The insurance industry must own up to its role in springing these surprises. Most health insurance markets are highly concentrated, and the number of cities is increasing where a single insurer holds a market share of at least 50 percent. This undermines incentives for these insurers to negotiate payment rates in good faith. In fact, lower payment rates and higher patient co-payments and deductibles that plans impose for out-of-network care can financially benefit the plan when patients are unable to obtain care from an in-network physician.

Let’s consider solutions. The goal is to determine a fair payment from an insurer to a provider, while protecting patients from the financial consequences of an insurance network that does not have an adequate number of providers under contract.

Network adequacy is a prime consideration here. A physician’s out-of-network status is not always due to a disagreement over payment rates. Many physicians who wish to join a network are not offered contracts to do so, while others already participating are dropped without cause or explanation. Often, patients will select a health plan based on whether their preferred providers are in-network, only to experience a midyear network contraction. That means patients would have to accept higher out-of-pocket costs if they wished to keep their preferred physician.

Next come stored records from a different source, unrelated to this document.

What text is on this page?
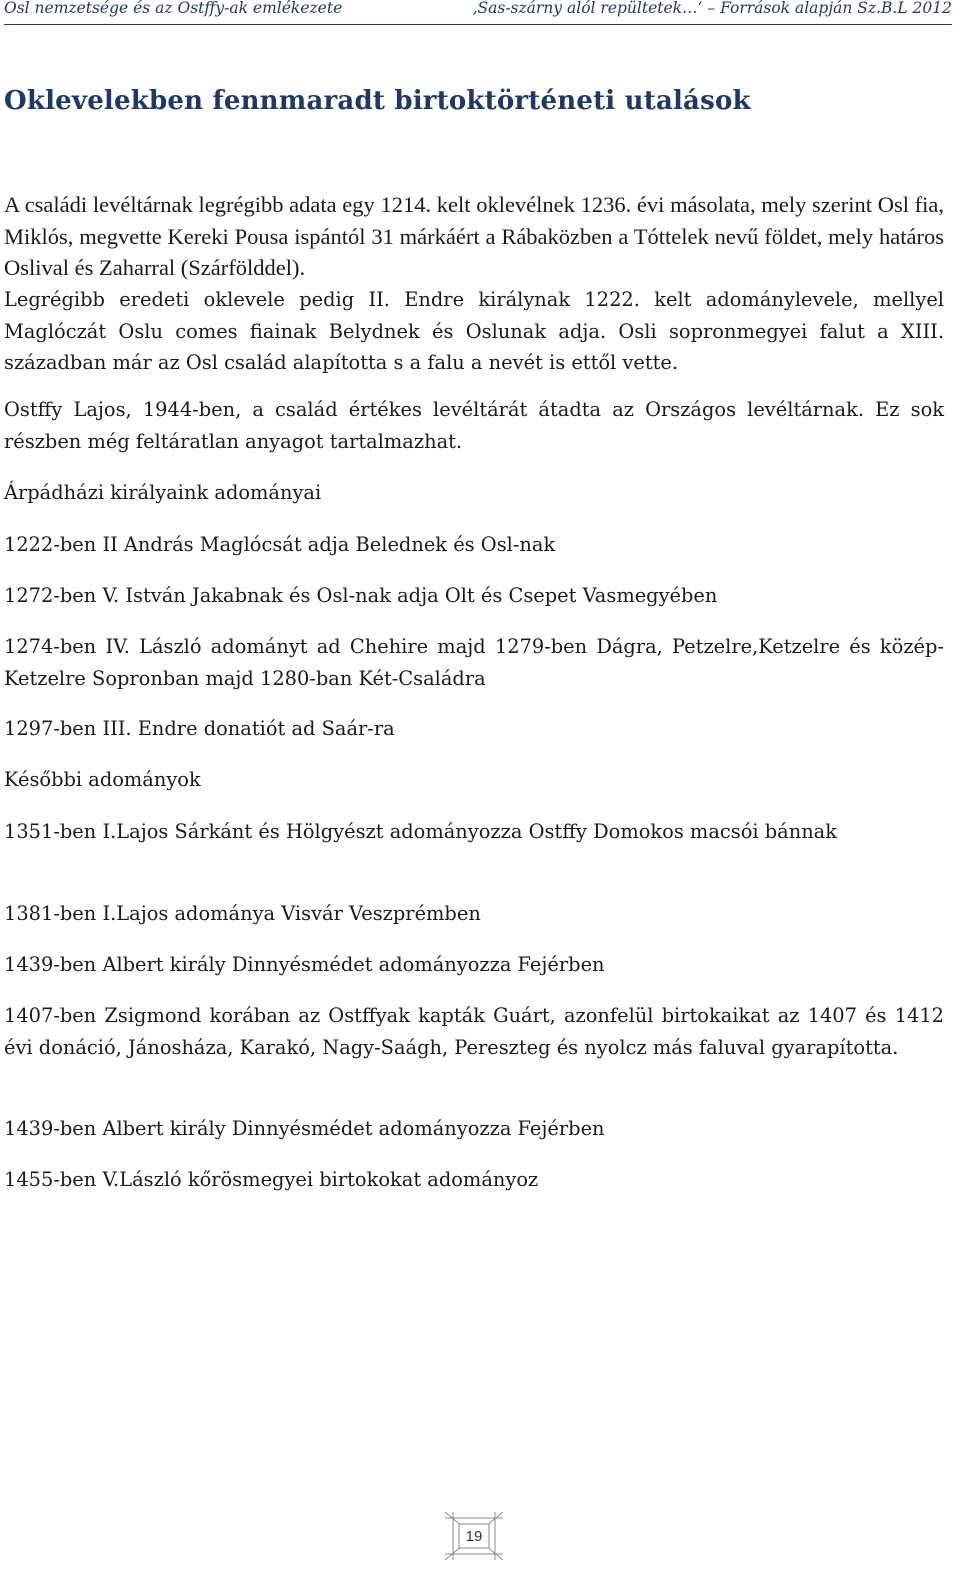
Osl nemzetsége és az Ostffy-ak emlékezete	‚Sas-szárny alól repültetek…‘ – Források alapján Sz.B.L 2012
Oklevelekben fennmaradt birtoktörténeti utalások

A családi levéltárnak legrégibb adata egy 1214. kelt oklevélnek 1236. évi másolata, mely szerint Osl fia, Miklós, megvette Kereki Pousa ispántól 31 márkáért a Rábaközben a Tóttelek nevű földet, mely határos Oslival és Zaharral (Szárfölddel).

Legrégibb eredeti oklevele pedig II. Endre királynak 1222. kelt adománylevele, mellyel Maglóczát Oslu comes fiainak Belydnek és Oslunak adja. Osli sopronmegyei falut a XIII. században már az Osl család alapította s a falu a nevét is ettől vette.

Ostffy Lajos, 1944-ben, a család értékes levéltárát átadta az Országos levéltárnak. Ez sok részben még feltáratlan anyagot tartalmazhat.

Árpádházi királyaink adományai

1222-ben II András Maglócsát adja Belednek és Osl-nak

1272-ben V. István Jakabnak és Osl-nak adja Olt és Csepet Vasmegyében

1274-ben IV. László adományt ad Chehire majd 1279-ben Dágra, Petzelre,Ketzelre és közép-Ketzelre Sopronban majd 1280-ban Két-Családra

1297-ben III. Endre donatiót ad Saár-ra

Későbbi adományok

1351-ben I.Lajos Sárkánt és Hölgyészt adományozza Ostffy Domokos macsói bánnak

1381-ben I.Lajos adománya Visvár Veszprémben

1439-ben Albert király Dinnyésmédet adományozza Fejérben

1407-ben Zsigmond korában az Ostffyak kapták Guárt, azonfelül birtokaikat az 1407 és 1412 évi donáció, Jánosháza, Karakó, Nagy-Saágh, Pereszteg és nyolcz más faluval gyarapította.

1439-ben Albert király Dinnyésmédet adományozza Fejérben

1455-ben V.László kőrösmegyei birtokokat adományoz

19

To serve a community, an adequate network should include a proper ratio of hospital-based physicians as well as on-call specialists and subspecialists. Overly narrow provider networks – particularly those that lack sufficient numbers of specialists – are a major factor in unanticipated billing. The AMA believes state insurance commissioners and the federal government need to provide strong oversight and enforcement to ensure network adequacy.

At the same time, provider directories must be accurate and up to date so patients can make informed decisions when purchasing a health plan – and use the services of in-network providers whenever possible once that plan is in place. Providers need the same level of accuracy from health plans so they can refer patients to in-network specialists when further care is needed.

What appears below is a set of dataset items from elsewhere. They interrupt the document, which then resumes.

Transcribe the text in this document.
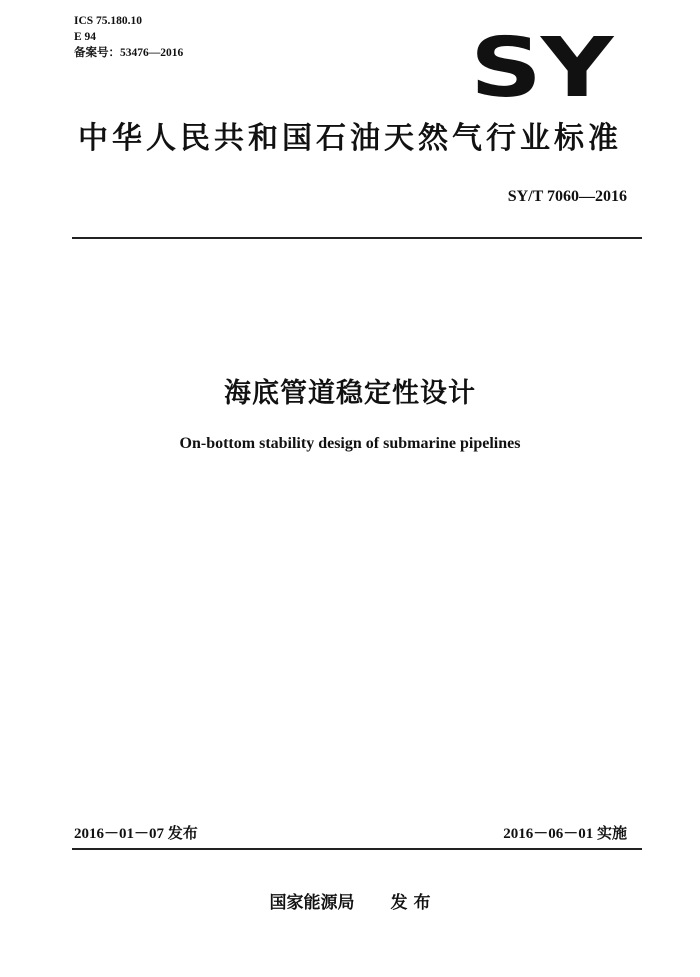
ICS 75.180.10
E 94
备案号：53476—2016	SY
中华人民共和国石油天然气行业标准
SY/T 7060—2016
海底管道稳定性设计
On-bottom stability design of submarine pipelines
2016－01－07 发布	2016－06－01 实施
国家能源局 发 布
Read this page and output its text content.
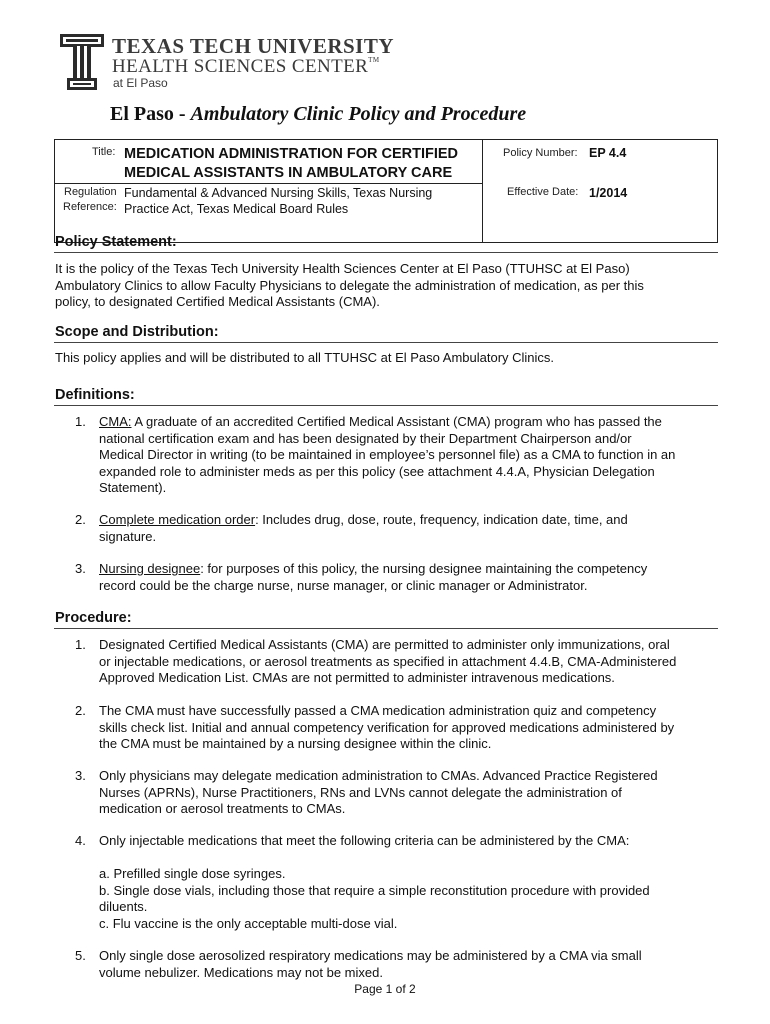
TEXAS TECH UNIVERSITY
HEALTH SCIENCES CENTER™
at El Paso
El Paso - Ambulatory Clinic Policy and Procedure
Title: MEDICATION ADMINISTRATION FOR CERTIFIED
MEDICAL ASSISTANTS IN AMBULATORY CARE
Regulation
Reference:
Fundamental & Advanced Nursing Skills, Texas Nursing
Practice Act, Texas Medical Board Rules
Policy Number: EP 4.4
Effective Date: 1/2014
Policy Statement:
It is the policy of the Texas Tech University Health Sciences Center at El Paso (TTUHSC at El Paso)
Ambulatory Clinics to allow Faculty Physicians to delegate the administration of medication, as per this
policy, to designated Certified Medical Assistants (CMA).
Scope and Distribution:
This policy applies and will be distributed to all TTUHSC at El Paso Ambulatory Clinics.
Definitions:
1. CMA: A graduate of an accredited Certified Medical Assistant (CMA) program who has passed the
national certification exam and has been designated by their Department Chairperson and/or
Medical Director in writing (to be maintained in employee’s personnel file) as a CMA to function in an
expanded role to administer meds as per this policy (see attachment 4.4.A, Physician Delegation
Statement).
2. Complete medication order: Includes drug, dose, route, frequency, indication date, time, and
signature.
3. Nursing designee: for purposes of this policy, the nursing designee maintaining the competency
record could be the charge nurse, nurse manager, or clinic manager or Administrator.
Procedure:
1. Designated Certified Medical Assistants (CMA) are permitted to administer only immunizations, oral
or injectable medications, or aerosol treatments as specified in attachment 4.4.B, CMA-Administered
Approved Medication List. CMAs are not permitted to administer intravenous medications.
2. The CMA must have successfully passed a CMA medication administration quiz and competency
skills check list. Initial and annual competency verification for approved medications administered by
the CMA must be maintained by a nursing designee within the clinic.
3. Only physicians may delegate medication administration to CMAs. Advanced Practice Registered
Nurses (APRNs), Nurse Practitioners, RNs and LVNs cannot delegate the administration of
medication or aerosol treatments to CMAs.
4. Only injectable medications that meet the following criteria can be administered by the CMA:
a. Prefilled single dose syringes.
b. Single dose vials, including those that require a simple reconstitution procedure with provided
diluents.
c. Flu vaccine is the only acceptable multi-dose vial.
5. Only single dose aerosolized respiratory medications may be administered by a CMA via small
volume nebulizer. Medications may not be mixed.
Page 1 of 2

Transparency will enable patients to make prudent decision. When scheduling services, providers should inform patients of the anticipated charges – and insurers should make it clear to patients what portion of those charges they intend to cover.

In circumstances where payment rates themselves are the root of the problem, mechanisms can be put in place to arrive at a fair compromise. Some states tie out-of-network benchmark payment rates to a percentage of local charges determined by an independent claims data base. Others have established a binding arbitration process that incentivizes both providers and insurers to reach agreement on more realistic payment rates. In both situations, the dispute over rates is kept between the provider and the insurer, with the patient held harmless.

The AMA recognizes the financial burden an unanticipated bill can impose on individuals and families, and we support solutions that hold patients harmless when care from an out-of-network provider is unavoidable. We look forward to working with all members of Congress, and with lawmakers at the state level, to craft a workable solution that protects patients while treating providers and payers equitably.

Barbara L. McAneny, MD, is president of the American Medical Association.